AyoMedan.com - MEDAN. Pemerintah Kota Medan terus mempercepat transformasi sektor pariwisata guna menjadikan ibu kota Provinsi Sumatera Utara tidak lagi sekadar kota transit, melainkan destinasi wisata berkelas dunia yang mampu menarik wisatawan domestik hingga mancanegara. Komitmen tersebut mengemuka dalam audiensi Pengurus Koordinator Persatuan Wartawan Pemko Medan (PWPM) bersama Dinas Pariwisata Kota Medan, Selasa (12/5/2026).
Audiensi pengurus PWPM periode 2026–2029 yang dipimpin Ketua Muhammad Edison Ginting diterima langsung Kepala Dinas Pariwisata Kota Medan, M. Odi Anggia Batubara, didampingi Sekretaris Dinas T. Roby Chairi.

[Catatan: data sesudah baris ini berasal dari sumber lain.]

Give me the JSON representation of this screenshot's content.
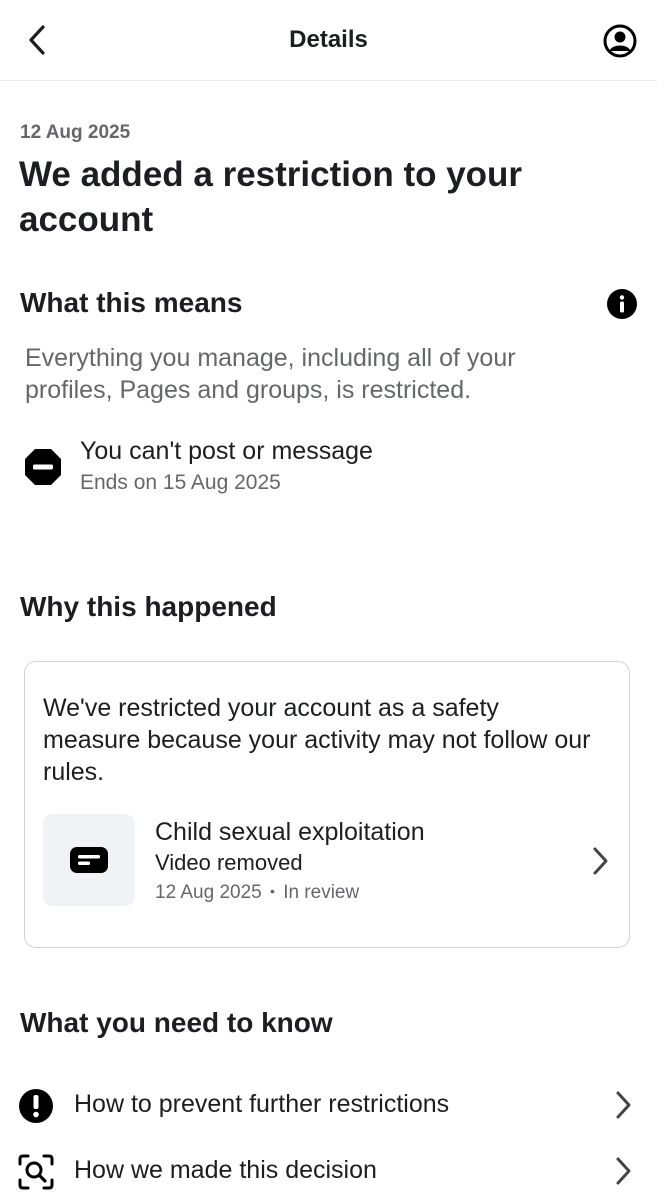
{
  "header": {
    "title": "Details"
  },
  "notice": {
    "date": "12 Aug 2025",
    "title": "We added a restriction to your account"
  },
  "meaning": {
    "heading": "What this means",
    "description": "Everything you manage, including all of your profiles, Pages and groups, is restricted.",
    "restriction": {
      "title": "You can't post or message",
      "ends": "Ends on 15 Aug 2025"
    }
  },
  "why": {
    "heading": "Why this happened",
    "text": "We've restricted your account as a safety measure because your activity may not follow our rules.",
    "violation": {
      "title": "Child sexual exploitation",
      "subtitle": "Video removed",
      "date": "12 Aug 2025",
      "separator": "•",
      "status": "In review"
    }
  },
  "know": {
    "heading": "What you need to know",
    "items": [
      {
        "label": "How to prevent further restrictions",
        "icon": "exclamation-circle-icon"
      },
      {
        "label": "How we made this decision",
        "icon": "search-scan-icon"
      }
    ]
  }
}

Pertemuan itu berlangsung hangat dan produktif dengan fokus pembahasan penguatan sinergi promosi wisata untuk mengangkat citra Kota Medan sebagai salah satu destinasi unggulan di Indonesia.
Ketua PWPM, Muhammad Edison Ginting menegaskan, pihaknya siap menjadi mitra strategis Pemerintah Kota Medan dalam mendukung publikasi program dan promosi destinasi wisata secara masif dan berkelanjutan.
“Kami ingin membangun kolaborasi yang kuat bersama Dinas Pariwisata untuk memperkenalkan potensi wisata Kota Medan lebih luas lagi. Promosi yang positif dan konsisten sangat penting agar Medan semakin dikenal sebagai kota tujuan wisata,” ujar Edison.
Menurut wartawan senior yang akrab disapa Ginting "Cobra" ini, langkah kolaboratif tersebut juga sejalan dengan arahan Wali Kota Medan Rico Tri Putra Bayu Waas yang mendorong organisasi profesi agar aktif bersinergi dengan Organisasi Perangkat Daerah (OPD) demi mendukung pembangunan kota di berbagai sektor, termasuk pariwisata.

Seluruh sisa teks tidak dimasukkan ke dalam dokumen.